India to release 5m barrels of crude oil from strategic reserves

Priya Jestin


MUMBAI (ICIS)–India has agreed to release 5m barrels of crude oil from its strategic oil reserves in coordination with other major consumers, including the US, China, Japan and South Korea.

“India has repeatedly expressed concern at the supply of oil being artificially adjusted below demand levels by oil-producing countries, leading to rising prices and negative attendant consequences,” the Ministry of Petroleum and Natural Gas said in a statement on 24 November.

The release of crude oil will “happen in parallel and in consultation with other major global energy consumers including the USA, China, Japan and South Korea”, it said.

India has agreed to the strategic release after a request from the US to consider the move in a coordinated effort to lower global energy prices after members of oil cartel OPEC and their allies rebuffed repeated requests to increase output.

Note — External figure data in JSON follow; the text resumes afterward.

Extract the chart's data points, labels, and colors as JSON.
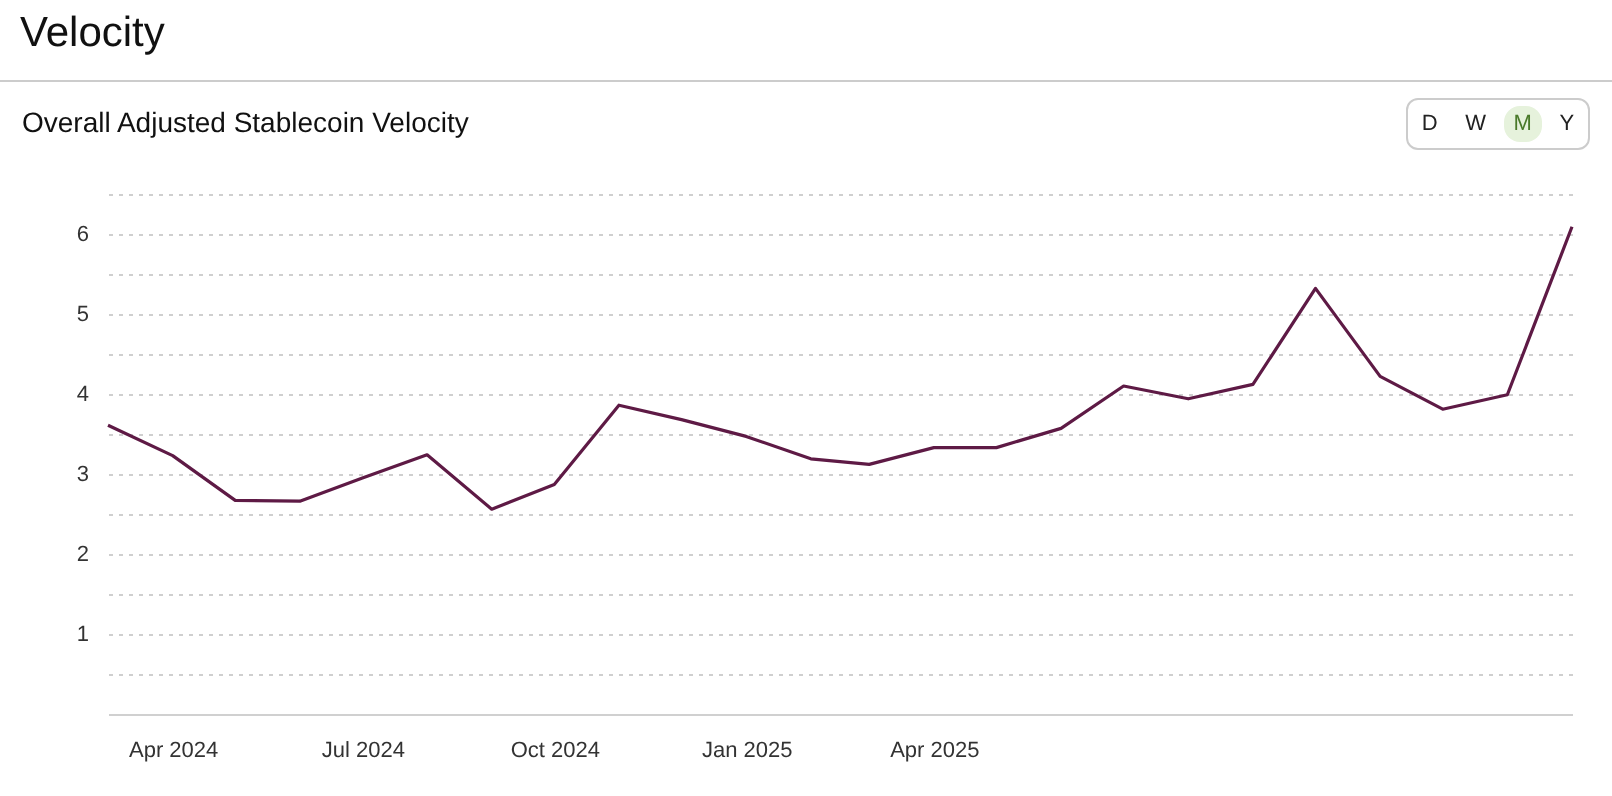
{
  "chart_data": {
    "type": "line",
    "title": "Velocity",
    "subtitle": "Overall Adjusted Stablecoin Velocity",
    "annotations": [
      "D",
      "W",
      "M",
      "Y"
    ],
    "x": [
      "2024-03",
      "2024-04",
      "2024-05",
      "2024-06",
      "2024-07",
      "2024-08",
      "2024-09",
      "2024-10",
      "2024-11",
      "2024-12",
      "2025-01",
      "2025-02",
      "2025-03",
      "2025-04",
      "2025-05",
      "2025-06",
      "2025-07",
      "2025-08",
      "2025-09",
      "2025-10",
      "2025-11",
      "2025-12",
      "2026-01",
      "2026-02"
    ],
    "series": [
      {
        "color": "#5e1a45",
        "values": [
          3.61,
          3.23,
          2.67,
          2.66,
          2.95,
          3.24,
          2.56,
          2.87,
          3.86,
          3.68,
          3.47,
          3.19,
          3.12,
          3.33,
          3.33,
          3.57,
          4.1,
          3.94,
          4.12,
          5.32,
          4.22,
          3.81,
          3.99,
          6.09
        ]
      }
    ],
    "xlim": [
      "2024-03",
      "2026-02"
    ],
    "xticks": [
      {
        "value": "2024-04",
        "label": "Apr 2024"
      },
      {
        "value": "2024-07",
        "label": "Jul 2024"
      },
      {
        "value": "2024-10",
        "label": "Oct 2024"
      },
      {
        "value": "2025-01",
        "label": "Jan 2025"
      },
      {
        "value": "2025-04",
        "label": "Apr 2025"
      }
    ],
    "ylim": [
      0,
      6.5
    ],
    "yticks": [
      {
        "value": 0.5,
        "label": null
      },
      1,
      {
        "value": 1.5,
        "label": null
      },
      2,
      {
        "value": 2.5,
        "label": null
      },
      3,
      {
        "value": 3.5,
        "label": null
      },
      4,
      {
        "value": 4.5,
        "label": null
      },
      5,
      {
        "value": 5.5,
        "label": null
      },
      6,
      {
        "value": 6.5,
        "label": null
      }
    ],
    "grid": "y",
    "marker": "none",
    "line_style": "solid"
  }
}
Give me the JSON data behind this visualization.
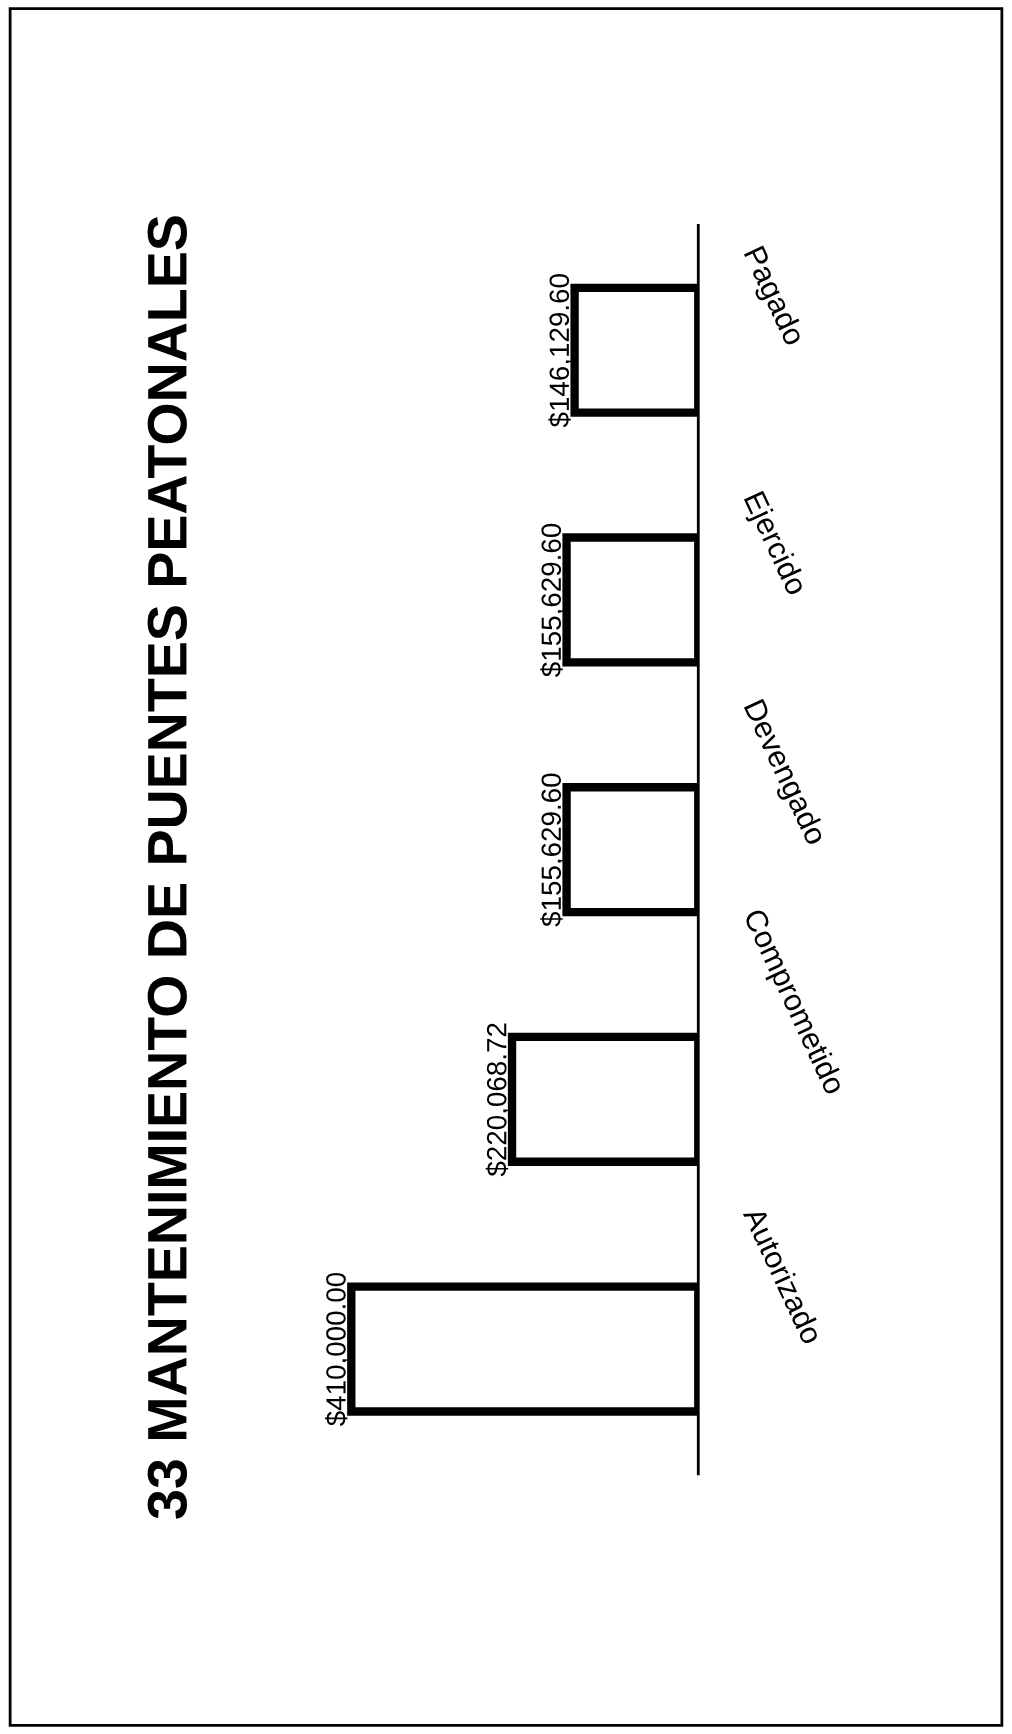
{
  "chart_data": {
    "type": "bar",
    "orientation": "horizontal",
    "title": "33 MANTENIMIENTO DE PUENTES PEATONALES",
    "categories": [
      "Pagado",
      "Ejercido",
      "Devengado",
      "Comprometido",
      "Autorizado"
    ],
    "values": [
      146129.6,
      155629.6,
      155629.6,
      220068.72,
      410000.0
    ],
    "value_labels": [
      "$146,129.60",
      "$155,629.60",
      "$155,629.60",
      "$220,068.72",
      "$410,000.00"
    ],
    "color": "#ffffff",
    "grid": false,
    "legend": false
  }
}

The US is expected to release around 50m barrels of crude from its strategic reserves.

The 5m barrels that India will release over the next 10 days is roughly equivalent to a day’s consumption in the south Asian country, and is unlikely to make a dent on crude import targets this year, according to media reports.

The country stores crude oil in underground caverns at three locations along the east and west coasts and holds a combined stockpile of 38m barrels or 5.3m tonnes of crude. These reserves are sufficient to meet around nine-and-a-half days of India’s crude oil requirements.

It has 1.33m tonnes of storage at Visakhapatnam in Andhra Pradesh in the southeast coast; and two storages in the southwestern Kartanaka state – 1.5m tonnes at Mangaluru and 2.5m tonnes at Padur. India plans to build an additional 6.5m tonnes of strategic reserves in the near future.

The stocks will be sold to the refineries of Mangalore Refinery and Petrochemicals Ltd. (MRPL) and Hindustan Petroleum Corp Ltd. (HPCL), which are connected by pipeline to the strategic reserves.

India is dependent on oil imports to meet 85% of its demand and OPEC accounts for over 40% of its oil imports. It imports around 226m barrels of crude oil every year.

In the April-October 2021, the country’s imported a total of 118.5m tonnes of crude oil at a cost of $61.1bn.

India, the world’s third-largest oil consumer and importing nation, has been severely hit by a near-60% surge in crude oil prices this year which threatens its economic recovery.

“India strongly believes that the pricing of liquid hydrocarbons should be reasonable, responsible and be determined by market forces,” the ministry stated.

Retail prices of auto fuel petrol and diesel shot up to record levels in early November which then forced the government to cut taxes, costing it Indian rupees (Rs) 600bn ($8bn) in revenues this year.

“These difficult steps, despite the high fiscal burden on the government, were taken to provide relief to citizens,” the ministry said.

In New Delhi, petrol prices are still hovering at an all-time high of Rs104/litre, with diesel at nearly Rs87/litre, up 28% and 22%, respectively compared with last year’s levels.